Tuesday, May 02, 2006

Cold rather than warm today -- mixed snow and rain, depending where you are. We had snow on the "F" slope above us, but our deck was dry. The damn wind sure made flower-planting difficult yesterday.

Modern Dance at: Theater X-Net




Featuring: Ida Rubinstein Belle Epoch Russian/Parisian beauty.
Read more about Ida in Sisters of Salome by Toni Bentley




Visit: Michael's Montana Web Archive
Theater, Art, Flash Gordon, Funky Music and MORE!
NEW! Spitfires of the Spaceways
Watch Dale Arden rescue Flash Gordon for a change!
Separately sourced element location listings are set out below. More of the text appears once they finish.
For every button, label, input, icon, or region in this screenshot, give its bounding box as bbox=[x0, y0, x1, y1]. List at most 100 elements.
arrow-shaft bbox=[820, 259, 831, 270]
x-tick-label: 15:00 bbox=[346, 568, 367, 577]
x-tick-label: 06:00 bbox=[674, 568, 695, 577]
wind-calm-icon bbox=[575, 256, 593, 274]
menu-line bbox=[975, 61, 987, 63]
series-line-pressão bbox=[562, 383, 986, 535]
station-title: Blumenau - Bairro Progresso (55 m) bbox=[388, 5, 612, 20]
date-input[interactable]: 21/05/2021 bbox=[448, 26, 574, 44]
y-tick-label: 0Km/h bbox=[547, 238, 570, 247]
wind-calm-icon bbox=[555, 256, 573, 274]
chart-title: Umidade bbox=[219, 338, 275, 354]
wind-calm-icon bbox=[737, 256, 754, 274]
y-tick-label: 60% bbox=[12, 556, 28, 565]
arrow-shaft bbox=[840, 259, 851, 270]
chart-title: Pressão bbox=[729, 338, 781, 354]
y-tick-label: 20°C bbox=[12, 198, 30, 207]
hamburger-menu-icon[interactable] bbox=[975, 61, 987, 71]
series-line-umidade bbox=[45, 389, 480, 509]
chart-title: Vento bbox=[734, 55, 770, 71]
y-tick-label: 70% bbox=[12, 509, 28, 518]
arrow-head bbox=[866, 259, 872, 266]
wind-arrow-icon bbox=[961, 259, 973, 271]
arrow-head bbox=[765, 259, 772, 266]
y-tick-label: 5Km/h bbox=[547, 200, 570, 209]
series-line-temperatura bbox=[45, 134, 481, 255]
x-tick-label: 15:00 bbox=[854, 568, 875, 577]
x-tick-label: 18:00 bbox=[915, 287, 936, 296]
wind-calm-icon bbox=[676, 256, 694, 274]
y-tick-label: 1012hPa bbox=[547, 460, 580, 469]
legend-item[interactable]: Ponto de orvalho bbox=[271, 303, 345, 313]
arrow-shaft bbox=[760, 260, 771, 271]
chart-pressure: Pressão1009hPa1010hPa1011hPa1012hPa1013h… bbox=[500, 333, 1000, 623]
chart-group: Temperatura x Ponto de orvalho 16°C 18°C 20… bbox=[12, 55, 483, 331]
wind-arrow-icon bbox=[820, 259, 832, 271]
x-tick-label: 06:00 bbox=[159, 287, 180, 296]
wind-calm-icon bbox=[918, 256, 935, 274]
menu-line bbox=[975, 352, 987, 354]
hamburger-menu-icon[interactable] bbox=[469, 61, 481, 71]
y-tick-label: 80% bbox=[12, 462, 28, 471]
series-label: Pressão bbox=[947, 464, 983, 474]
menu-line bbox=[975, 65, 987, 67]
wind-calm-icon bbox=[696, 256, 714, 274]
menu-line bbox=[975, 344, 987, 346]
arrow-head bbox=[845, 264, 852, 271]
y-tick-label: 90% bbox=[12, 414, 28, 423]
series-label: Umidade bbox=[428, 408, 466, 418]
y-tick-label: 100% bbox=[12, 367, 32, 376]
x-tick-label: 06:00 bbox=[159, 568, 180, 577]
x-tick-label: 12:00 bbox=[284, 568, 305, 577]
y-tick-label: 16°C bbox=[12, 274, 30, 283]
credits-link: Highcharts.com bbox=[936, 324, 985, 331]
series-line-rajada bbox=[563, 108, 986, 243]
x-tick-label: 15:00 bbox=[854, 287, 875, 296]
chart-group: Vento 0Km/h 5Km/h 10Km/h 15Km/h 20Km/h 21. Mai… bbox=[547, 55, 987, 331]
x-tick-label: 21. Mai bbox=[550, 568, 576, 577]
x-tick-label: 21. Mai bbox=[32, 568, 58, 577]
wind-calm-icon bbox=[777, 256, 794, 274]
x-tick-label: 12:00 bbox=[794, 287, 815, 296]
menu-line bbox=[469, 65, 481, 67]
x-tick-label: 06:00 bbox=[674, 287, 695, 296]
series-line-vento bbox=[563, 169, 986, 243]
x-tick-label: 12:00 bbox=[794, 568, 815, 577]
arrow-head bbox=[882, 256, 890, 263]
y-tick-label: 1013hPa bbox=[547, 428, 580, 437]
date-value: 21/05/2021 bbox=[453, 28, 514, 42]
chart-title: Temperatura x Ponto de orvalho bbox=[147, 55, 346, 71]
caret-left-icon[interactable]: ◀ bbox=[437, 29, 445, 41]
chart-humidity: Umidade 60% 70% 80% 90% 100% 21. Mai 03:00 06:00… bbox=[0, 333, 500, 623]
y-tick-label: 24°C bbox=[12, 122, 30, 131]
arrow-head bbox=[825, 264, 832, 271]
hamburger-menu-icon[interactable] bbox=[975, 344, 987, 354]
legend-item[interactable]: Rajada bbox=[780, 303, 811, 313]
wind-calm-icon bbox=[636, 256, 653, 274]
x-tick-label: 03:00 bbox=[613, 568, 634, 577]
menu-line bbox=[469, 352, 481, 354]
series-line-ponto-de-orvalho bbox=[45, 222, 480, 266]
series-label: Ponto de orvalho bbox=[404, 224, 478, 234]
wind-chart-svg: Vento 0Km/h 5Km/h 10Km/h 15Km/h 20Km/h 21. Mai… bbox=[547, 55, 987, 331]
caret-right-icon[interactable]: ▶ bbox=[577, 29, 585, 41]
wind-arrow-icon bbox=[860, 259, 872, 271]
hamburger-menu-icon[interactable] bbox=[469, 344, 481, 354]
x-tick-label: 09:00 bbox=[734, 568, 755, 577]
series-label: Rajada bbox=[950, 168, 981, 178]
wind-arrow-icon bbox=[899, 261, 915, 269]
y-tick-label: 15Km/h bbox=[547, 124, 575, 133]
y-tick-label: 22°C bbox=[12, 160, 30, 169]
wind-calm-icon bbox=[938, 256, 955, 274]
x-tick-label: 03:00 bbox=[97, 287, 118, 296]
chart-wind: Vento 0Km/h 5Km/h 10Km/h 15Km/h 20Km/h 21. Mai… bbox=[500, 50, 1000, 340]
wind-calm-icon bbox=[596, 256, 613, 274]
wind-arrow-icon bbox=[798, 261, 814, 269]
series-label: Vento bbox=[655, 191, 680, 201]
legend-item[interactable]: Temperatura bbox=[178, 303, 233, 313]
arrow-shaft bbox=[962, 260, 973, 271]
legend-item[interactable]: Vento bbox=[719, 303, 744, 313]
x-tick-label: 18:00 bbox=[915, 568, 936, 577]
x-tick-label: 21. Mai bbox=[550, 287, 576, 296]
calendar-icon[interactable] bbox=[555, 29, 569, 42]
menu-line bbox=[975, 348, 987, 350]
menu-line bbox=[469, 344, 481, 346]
Charity Alert: Keep that resolution in Springtime too! Click on The Hunger Site every day.

Welcome to the Blog: I subscribed to Sitemeter, and it's interesting to see who visits here and why. Someone from Albany, Oregon surfed in from Yahoo yesterday, looking for references to founding Mime Troup dancer Patsy Droubay -- they found THIS PAGE, which happened to be the starting point for my Theater X-Net project, where they can read more about Patsy. Another person visited TWICE from Jackson, Mississippi -- they wanted to read about Ashley Del Grosso, two-time professional partner on Dancing With The Stars. (I wonder if it was Master P or one of his relatives?) Well, they got a LOT MORE than that -- especially quotes from Tove Jansson. One more surfer of note was looking in from Grand Junction, Colorado for the reception for the family of Winold Reiss and the opening of his show at the Hockaday Museum of Art last year. They stuck around to read about Ray Bradbury too.

Media Watch: Mystery on PBS ran a sleazy British cop show supposedly set in the 50's or early 60's. Some of the clothes, cars, and Vespas were convincing, but the brash characters were all from RIGHT NOW. In those days, a dense and deadly politeness ruled British society that was satirized in Ionesco's Bald Soprano, and ignored in this Granada TV drama.


Diana Dors was a famous British "Blonde Bombshell," ala' Jayne Mansfield and Marilyn Monroe, during the late 1950's and pre-Beatles 60's. Like those other two entertainers, the reward for her sensuality, generosity, and courage was a dreadful private life.